Les antécédents cliniques, la biopsie et les tests de laboratoire ciblés obtenus lors de l’évaluation du patient peuvent aider à différencier le PG des autres troubles. Si la maladie ne répond pas comme prévu au traitement, le diagnostic de PG doit être réévalué.
Résumé et recommandations
Le pyoderma gangrenosum (PG) est une dermatose neutrophile rare qui se manifeste le plus souvent par des ulcères inflammatoires. Le pyoderma gangrenosum (PG) peut survenir à tout âge, mais il est plus fréquent chez les adultes et les femmes jeunes et d’âge moyen.
La cause du pyoderma gangrenosum (PG) est inconnue. Cela peut être lié à un dysfonctionnement des neutrophiles, à une susceptibilité génétique et à des troubles du système immunitaire.

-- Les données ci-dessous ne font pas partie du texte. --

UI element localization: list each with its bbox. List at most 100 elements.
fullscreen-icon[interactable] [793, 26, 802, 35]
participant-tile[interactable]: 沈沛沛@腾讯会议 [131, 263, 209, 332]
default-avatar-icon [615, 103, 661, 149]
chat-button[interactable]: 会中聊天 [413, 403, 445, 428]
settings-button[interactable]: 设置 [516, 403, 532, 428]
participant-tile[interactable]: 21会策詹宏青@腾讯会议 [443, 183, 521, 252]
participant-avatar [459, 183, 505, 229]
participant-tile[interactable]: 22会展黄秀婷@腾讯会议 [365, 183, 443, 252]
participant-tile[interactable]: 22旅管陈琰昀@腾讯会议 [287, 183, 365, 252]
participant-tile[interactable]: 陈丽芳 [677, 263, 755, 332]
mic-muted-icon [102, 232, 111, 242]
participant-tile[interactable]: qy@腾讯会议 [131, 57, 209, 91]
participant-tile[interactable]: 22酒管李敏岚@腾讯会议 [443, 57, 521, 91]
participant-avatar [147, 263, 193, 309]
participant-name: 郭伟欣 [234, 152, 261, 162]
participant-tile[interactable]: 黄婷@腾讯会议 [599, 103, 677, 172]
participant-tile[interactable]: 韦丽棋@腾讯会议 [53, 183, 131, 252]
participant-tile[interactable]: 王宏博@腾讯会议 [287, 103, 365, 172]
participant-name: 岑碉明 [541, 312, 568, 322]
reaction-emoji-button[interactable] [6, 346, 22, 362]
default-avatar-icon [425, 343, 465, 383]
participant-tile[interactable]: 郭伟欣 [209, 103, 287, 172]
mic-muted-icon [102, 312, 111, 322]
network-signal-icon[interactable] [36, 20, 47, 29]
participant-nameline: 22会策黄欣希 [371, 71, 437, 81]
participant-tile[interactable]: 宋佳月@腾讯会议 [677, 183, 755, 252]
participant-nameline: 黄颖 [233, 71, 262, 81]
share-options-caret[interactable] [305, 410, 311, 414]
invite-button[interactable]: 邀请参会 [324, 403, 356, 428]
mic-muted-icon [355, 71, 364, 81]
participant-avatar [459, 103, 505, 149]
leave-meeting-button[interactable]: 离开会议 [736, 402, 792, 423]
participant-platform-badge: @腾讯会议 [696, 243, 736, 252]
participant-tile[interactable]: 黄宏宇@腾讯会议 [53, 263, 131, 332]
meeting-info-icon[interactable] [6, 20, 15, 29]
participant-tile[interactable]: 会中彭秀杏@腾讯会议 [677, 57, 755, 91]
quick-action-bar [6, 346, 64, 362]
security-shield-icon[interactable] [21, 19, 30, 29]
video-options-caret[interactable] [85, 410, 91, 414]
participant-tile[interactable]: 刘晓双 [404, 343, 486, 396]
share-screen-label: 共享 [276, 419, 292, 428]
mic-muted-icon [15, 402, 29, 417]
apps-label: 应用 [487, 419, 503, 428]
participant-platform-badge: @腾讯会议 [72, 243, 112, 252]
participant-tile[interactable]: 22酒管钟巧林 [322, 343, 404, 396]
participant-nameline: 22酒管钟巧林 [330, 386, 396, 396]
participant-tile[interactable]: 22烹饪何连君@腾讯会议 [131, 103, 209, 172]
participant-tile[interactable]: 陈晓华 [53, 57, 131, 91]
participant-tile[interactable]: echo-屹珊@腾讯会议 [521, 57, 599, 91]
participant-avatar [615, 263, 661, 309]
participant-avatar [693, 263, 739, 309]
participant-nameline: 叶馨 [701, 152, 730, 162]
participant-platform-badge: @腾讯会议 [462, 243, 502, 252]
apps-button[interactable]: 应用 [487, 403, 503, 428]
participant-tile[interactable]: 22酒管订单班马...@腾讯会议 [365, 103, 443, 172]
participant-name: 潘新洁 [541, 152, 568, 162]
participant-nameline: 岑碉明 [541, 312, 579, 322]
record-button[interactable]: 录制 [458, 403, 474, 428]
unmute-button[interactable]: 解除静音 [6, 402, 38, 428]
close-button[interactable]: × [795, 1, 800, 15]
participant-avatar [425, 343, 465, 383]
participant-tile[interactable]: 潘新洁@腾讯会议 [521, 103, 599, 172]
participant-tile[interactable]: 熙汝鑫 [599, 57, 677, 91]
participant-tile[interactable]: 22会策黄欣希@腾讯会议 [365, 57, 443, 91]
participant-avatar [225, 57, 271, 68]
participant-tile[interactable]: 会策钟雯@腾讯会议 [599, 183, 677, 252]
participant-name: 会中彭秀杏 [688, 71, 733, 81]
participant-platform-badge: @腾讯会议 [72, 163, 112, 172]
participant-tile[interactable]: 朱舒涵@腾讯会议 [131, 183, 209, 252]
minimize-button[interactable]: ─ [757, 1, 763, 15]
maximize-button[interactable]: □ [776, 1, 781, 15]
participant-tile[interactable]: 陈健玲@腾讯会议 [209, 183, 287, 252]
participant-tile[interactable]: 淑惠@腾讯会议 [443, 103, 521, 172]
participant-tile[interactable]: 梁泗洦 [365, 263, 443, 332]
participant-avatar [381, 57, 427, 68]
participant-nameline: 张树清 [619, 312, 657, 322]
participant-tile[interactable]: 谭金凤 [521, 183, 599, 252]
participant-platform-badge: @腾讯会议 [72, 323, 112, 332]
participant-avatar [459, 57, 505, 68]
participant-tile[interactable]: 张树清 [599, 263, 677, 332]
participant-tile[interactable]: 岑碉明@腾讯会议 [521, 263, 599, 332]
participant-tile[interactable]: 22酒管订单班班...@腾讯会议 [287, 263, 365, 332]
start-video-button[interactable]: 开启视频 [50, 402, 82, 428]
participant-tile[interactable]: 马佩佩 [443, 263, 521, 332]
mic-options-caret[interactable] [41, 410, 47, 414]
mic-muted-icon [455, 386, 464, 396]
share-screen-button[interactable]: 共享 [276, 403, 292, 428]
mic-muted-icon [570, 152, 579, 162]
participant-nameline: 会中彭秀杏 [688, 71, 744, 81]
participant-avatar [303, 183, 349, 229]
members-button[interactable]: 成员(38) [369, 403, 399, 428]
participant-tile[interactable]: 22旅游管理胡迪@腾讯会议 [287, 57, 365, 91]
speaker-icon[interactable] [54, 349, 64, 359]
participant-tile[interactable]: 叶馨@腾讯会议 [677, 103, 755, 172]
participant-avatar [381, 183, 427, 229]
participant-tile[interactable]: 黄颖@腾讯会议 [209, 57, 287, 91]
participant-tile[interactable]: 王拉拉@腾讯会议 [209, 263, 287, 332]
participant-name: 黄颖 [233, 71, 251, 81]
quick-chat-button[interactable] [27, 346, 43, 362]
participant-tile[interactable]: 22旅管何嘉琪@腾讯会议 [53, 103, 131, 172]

Les manifestations cliniques du pyoderma gangrenosum (PG) sont diverses. La manifestation la plus courante est la PG ulcéreuse (classique), qui se présente comme un ulcère purulent, douloureux et à évolution rapide, avec un bord rouge pourpre qui continue de s’étendre (bordure insidieuse). Il existe également des types de PG bulleux, pustuleux et prolifératifs. La PG peut également survenir dans les sites péristomiens, génitaux et extracutanés.
Plus de 50 % des patients atteints de pyoderma gangrenosum (PG) ont des maladies systémiques associées. Les maladies les plus associées au PG sont les maladies inflammatoires de l’intestin, les troubles hématologiques et l’arthrite.
Les résultats cliniques et histologiques du pyoderma gangrenosum (PG) sont non spécifiques, faisant du PG un diagnostic d’exclusion. Au moins les antécédents médicaux du patient, l’examen physique et la biopsie tissulaire doivent être recueillis, conformément à la PG, et d’autres maladies peuvent être exclues avant qu’un diagnostic de PG puisse être posé.